Dennis Wedlick Talks Process and Inspiration with Hudson Valley Magazine

Hailed by Hudson Valley Magazine as “multiple award-winners, if not recognized as geniuses just yet,” architects, Dennis Wedlick and Alan Barlis, have created homes that run the gamut in style, reflecting influences from Alexander Jackson Davis’s picturesque Hudson River Bracketed dwellings of the 1800s, to the glassy, mid-century minimalism of Philip Johnson (with whom Wedlick apprenticed for a dozen years).


Mr. Wedlick sat down with Hudson Valley reporter, Lynn Hazlewood, to discuss how he “takes the opposite approach, encouraging clients to express their dreams, ideas, and wishes so that their home reflects their own style,” and his new book, out now from ORO Editions.

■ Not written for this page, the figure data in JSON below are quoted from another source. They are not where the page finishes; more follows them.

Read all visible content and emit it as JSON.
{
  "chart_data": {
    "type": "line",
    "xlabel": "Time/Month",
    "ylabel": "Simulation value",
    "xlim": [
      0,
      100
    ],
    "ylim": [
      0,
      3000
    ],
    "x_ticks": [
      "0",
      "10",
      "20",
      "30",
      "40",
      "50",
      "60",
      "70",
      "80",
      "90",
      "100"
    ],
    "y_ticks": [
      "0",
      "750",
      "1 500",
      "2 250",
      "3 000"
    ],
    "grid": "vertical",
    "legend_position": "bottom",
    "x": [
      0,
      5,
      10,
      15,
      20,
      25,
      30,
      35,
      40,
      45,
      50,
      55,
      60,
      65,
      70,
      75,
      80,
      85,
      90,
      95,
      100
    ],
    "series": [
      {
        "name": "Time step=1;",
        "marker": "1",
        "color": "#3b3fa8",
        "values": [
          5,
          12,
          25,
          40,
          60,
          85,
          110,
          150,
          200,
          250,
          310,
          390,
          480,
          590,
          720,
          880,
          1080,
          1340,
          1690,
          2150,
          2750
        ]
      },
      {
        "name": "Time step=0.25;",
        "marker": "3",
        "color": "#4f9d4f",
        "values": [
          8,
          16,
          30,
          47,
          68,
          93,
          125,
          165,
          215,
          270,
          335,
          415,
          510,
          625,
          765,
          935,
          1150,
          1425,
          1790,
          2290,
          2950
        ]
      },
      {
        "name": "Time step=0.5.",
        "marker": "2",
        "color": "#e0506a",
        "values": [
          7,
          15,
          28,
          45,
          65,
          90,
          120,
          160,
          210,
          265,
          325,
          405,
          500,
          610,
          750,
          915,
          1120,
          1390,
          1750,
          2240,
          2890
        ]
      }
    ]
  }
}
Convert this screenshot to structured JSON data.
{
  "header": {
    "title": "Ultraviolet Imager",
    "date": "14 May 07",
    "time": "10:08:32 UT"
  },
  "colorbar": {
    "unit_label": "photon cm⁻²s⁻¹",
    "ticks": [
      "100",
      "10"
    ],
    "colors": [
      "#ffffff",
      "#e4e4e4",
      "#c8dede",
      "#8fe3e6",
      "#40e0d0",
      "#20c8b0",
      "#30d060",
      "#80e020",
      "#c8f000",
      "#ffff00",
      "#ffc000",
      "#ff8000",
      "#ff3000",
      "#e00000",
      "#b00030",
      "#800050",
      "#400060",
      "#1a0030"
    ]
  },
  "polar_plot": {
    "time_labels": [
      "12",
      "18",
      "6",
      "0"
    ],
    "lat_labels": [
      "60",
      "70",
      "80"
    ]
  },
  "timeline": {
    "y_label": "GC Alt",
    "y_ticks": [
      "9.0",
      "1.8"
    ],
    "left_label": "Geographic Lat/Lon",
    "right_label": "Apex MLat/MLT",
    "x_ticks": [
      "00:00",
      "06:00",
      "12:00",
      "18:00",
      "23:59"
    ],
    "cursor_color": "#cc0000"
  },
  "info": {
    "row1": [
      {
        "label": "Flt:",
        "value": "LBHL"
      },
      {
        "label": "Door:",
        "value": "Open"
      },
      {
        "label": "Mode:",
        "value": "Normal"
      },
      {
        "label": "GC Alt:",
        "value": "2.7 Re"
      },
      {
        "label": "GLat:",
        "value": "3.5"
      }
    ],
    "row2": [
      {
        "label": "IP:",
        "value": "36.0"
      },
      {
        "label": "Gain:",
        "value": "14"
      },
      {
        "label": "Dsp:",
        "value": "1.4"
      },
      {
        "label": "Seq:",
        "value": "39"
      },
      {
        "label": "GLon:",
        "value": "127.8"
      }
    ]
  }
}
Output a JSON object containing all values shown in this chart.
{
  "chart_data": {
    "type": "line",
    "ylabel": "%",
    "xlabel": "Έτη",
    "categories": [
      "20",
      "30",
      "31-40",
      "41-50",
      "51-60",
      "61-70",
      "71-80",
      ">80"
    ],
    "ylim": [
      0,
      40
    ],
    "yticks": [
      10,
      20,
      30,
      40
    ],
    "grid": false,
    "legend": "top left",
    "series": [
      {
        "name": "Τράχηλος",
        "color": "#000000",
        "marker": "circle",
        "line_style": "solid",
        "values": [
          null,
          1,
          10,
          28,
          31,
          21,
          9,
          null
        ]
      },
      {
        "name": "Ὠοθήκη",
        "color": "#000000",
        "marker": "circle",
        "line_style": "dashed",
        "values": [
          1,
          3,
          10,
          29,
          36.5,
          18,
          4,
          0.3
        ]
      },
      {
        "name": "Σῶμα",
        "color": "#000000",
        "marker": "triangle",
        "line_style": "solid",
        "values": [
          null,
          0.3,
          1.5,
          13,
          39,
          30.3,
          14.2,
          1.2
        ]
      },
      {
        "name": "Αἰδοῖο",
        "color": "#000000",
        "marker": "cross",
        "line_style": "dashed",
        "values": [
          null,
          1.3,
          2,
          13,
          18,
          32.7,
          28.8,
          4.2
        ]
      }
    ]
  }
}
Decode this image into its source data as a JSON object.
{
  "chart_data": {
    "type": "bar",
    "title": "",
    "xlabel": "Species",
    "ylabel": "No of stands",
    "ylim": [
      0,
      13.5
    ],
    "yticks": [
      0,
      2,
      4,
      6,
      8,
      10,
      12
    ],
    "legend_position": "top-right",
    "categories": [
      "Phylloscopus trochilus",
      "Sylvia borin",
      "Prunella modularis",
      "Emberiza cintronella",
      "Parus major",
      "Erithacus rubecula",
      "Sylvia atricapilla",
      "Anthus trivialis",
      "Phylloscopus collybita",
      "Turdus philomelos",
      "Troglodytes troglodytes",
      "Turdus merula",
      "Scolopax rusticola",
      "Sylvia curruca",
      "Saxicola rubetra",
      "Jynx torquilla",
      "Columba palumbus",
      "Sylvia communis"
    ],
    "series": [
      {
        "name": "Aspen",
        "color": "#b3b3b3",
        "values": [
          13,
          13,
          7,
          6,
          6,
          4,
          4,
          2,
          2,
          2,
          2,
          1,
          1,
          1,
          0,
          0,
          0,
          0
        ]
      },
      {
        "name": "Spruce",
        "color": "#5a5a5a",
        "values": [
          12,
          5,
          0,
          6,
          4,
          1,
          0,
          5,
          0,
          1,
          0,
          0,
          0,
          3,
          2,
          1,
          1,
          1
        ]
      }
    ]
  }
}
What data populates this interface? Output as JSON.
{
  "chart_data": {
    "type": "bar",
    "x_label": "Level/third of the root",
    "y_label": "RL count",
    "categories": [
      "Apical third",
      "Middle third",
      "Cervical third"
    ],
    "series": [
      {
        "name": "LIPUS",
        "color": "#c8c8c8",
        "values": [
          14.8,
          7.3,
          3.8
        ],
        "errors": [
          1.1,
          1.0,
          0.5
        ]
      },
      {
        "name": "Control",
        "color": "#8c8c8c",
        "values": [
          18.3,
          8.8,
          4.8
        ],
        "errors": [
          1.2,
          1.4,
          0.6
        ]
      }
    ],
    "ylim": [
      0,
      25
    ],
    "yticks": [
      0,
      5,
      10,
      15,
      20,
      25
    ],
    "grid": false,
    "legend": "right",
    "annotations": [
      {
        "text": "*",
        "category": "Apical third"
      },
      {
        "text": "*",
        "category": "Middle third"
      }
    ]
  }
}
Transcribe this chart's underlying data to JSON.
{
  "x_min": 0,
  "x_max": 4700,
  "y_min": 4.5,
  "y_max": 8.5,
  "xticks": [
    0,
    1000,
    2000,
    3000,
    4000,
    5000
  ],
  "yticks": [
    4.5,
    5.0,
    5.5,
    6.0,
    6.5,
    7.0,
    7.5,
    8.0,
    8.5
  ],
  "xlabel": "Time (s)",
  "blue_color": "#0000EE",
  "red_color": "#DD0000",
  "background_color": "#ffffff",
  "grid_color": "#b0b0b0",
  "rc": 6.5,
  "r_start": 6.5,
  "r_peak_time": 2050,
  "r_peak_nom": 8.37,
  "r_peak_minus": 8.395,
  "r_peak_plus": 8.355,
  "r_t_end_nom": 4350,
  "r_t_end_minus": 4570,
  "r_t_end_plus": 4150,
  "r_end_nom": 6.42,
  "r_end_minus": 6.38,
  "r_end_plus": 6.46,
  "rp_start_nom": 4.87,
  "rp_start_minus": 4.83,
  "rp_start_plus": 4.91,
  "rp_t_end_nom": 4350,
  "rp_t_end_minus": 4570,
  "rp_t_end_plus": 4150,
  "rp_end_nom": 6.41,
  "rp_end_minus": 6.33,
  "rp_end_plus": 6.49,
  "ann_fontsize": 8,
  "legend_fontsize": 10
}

When asked about the book, Wedlick replied: 

The purpose of the book is to show the fundamentals of building on the strengths of two very different approaches: modernism with touches of classicism, and classicism with modern ways of living. I hope people will buy the book and then go to historic homes — to Olana, for example — to understand how those people translated their own lives and environments and fantasies into physical works of art. To miss the enjoyment of architecture is to be deprived.

Wedlick goes on to describe how he and his firm, BarlisWedlick Architects, “make homes that are more about [the client] than about the firm they hired.”


And while they acutely observe the desires of their clients, they perfectly balance the capabilities of the site with story-telling aesthetics. “What one person calls classical, another person might not. We don’t want to design a weak modern house because someone likes classicism, and we don’t want weak classicism because the house needs to be updated for modern living,” says Wedlick.


But as Ms. Hazlewood admits, “ even though their designs are inspired by classics, none are slavish reproductions.”


In Classic & Modern: Signature Styles (ORO Editions, $50), Wedlick and Barlis tell the stories of 13 different homes, each chosen because it best exemplifies the message in the title. All blend the solid principles of the classics with the demands of modern life.